In Iraq, dal disastro anglo-americano del 2003 in avanti, i numeri
sono diventati agghiaccianti. Le statistiche sono forzatamente imprecise ma
trasmettono tutte lo stesso messaggio. Secondo fonti americane, tra il luglio
2003 e il giugno 2005 morirono quasi 10 mila iracheni a causa di auto imbottite
di tritolo e fatte esplodere. Nell’autunno 2005 esplosero 140 autobomba al
mese, in Iraq, e 13 nella sola Baghdad nella sola notte di Capodanno. Tra il
2003 e oggi, secondo Iraq Body
Count, gli atti di terrorismo hanno ucciso circa 200 mila iracheni, mentre
altre ricerche (per esempio quelle della rivista ingleseLancet) alzano
la soglia fino a 600 mila morti. E il Terrorism
Index 2015 ci ricorda che
ancora nel 2014 l’Iraq era il Paese al mondo con il maggior numero di civili
uccisi da atti di violenza.
In una città come Baghdad, enorme, popolosa (circa dieci
milioni di abitanti, ormai), diventata per forza di cose (dopo la caduta di
Mosul e la semi-indipendenza del Kurdistan) una specie di città-Stato sciita
che attira tutti i commerci e gli affari del Paese, è difficilissimo
intercettare una singola automobile che porta un carico di morte. Ma anche per
questo occorre capire che la battaglia decisiva, oggi, si combatte proprio tra
Iraq e Siria.
L’Isis, come Al Qaeda prima di lui, non è un gruppo: è un
progetto. Un progetto dell’estremismo sunnita per disarticolare gli Stati
sciiti o controllati dagli sciiti. Che una volta sia affidato ad Al Qaeda e
un’altra all’Isis, e domani magari a un altro gruppo con un altro nome e un
altro leader, dipende solo dalle circostanze e dalla tattica di volta in volta
ritenuta più utile. Per raggiungere questo scopo non c’è crudeltà o efferatezza
vietata. Proprio mentre ancora piangiamo gli imprenditori italiani
massacrati in Bangladesh, e proprio perché li piangiamo, dovremmo renderci
conto che la vera battaglia contro la belva terroristica si vince o si perde
nei deserti e nelle città dell’Iraq e della Siria.
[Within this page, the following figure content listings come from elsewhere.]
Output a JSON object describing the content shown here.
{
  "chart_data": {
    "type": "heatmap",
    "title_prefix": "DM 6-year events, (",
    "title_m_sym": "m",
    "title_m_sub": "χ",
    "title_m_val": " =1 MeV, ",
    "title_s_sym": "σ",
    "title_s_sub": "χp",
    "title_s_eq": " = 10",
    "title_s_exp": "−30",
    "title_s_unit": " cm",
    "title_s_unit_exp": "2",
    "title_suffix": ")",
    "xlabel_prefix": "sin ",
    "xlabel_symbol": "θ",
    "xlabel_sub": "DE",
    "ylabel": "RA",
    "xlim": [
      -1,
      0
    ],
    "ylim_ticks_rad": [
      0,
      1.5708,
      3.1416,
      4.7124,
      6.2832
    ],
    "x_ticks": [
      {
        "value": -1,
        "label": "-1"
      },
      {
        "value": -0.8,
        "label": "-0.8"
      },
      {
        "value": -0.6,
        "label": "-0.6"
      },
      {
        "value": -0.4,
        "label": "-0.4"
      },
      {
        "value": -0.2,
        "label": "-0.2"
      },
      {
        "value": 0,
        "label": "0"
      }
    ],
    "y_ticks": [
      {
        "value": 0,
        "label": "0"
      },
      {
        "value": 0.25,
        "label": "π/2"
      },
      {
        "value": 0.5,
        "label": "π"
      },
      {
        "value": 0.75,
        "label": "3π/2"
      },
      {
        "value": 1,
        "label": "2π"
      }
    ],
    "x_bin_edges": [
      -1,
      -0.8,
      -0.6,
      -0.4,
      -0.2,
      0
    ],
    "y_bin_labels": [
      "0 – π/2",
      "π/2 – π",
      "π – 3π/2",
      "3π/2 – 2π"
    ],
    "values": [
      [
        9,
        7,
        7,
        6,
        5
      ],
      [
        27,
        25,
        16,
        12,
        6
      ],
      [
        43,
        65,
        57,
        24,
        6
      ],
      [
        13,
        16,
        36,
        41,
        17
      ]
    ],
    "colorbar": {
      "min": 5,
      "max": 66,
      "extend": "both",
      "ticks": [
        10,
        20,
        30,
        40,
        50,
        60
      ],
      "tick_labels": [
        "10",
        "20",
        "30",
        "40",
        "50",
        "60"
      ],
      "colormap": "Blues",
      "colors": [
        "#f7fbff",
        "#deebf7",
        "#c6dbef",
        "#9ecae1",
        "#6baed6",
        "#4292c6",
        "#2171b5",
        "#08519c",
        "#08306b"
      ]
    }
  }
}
Per vivere più tranquilli qua, dobbiamo mandare a monte quel
progetto là. Non c’è via d’uscita o scorciatoia. Se non riusciremo a prevalere
dove si combatte la battaglia decisiva, non riusciremo nemmeno a garantirci la
tranquillità cui aspiriamo. Gli attentati in Occidente, per il terrorismo
sunnita, sono dei colpi pubblicitari: colpisci Bruxelles o Londra o Madrid e se
ne parla per dieci anni. Sanno che non potremo chiudere più di tanto le nostre
società che, oltre un certo livello di controlli, si incepperebbero. Quindi
sano che di tanti in tanto potranno tornare a colpire. Ma è in quelle sabbie
lontane che si decide se colpirci sarà loro ancora utile.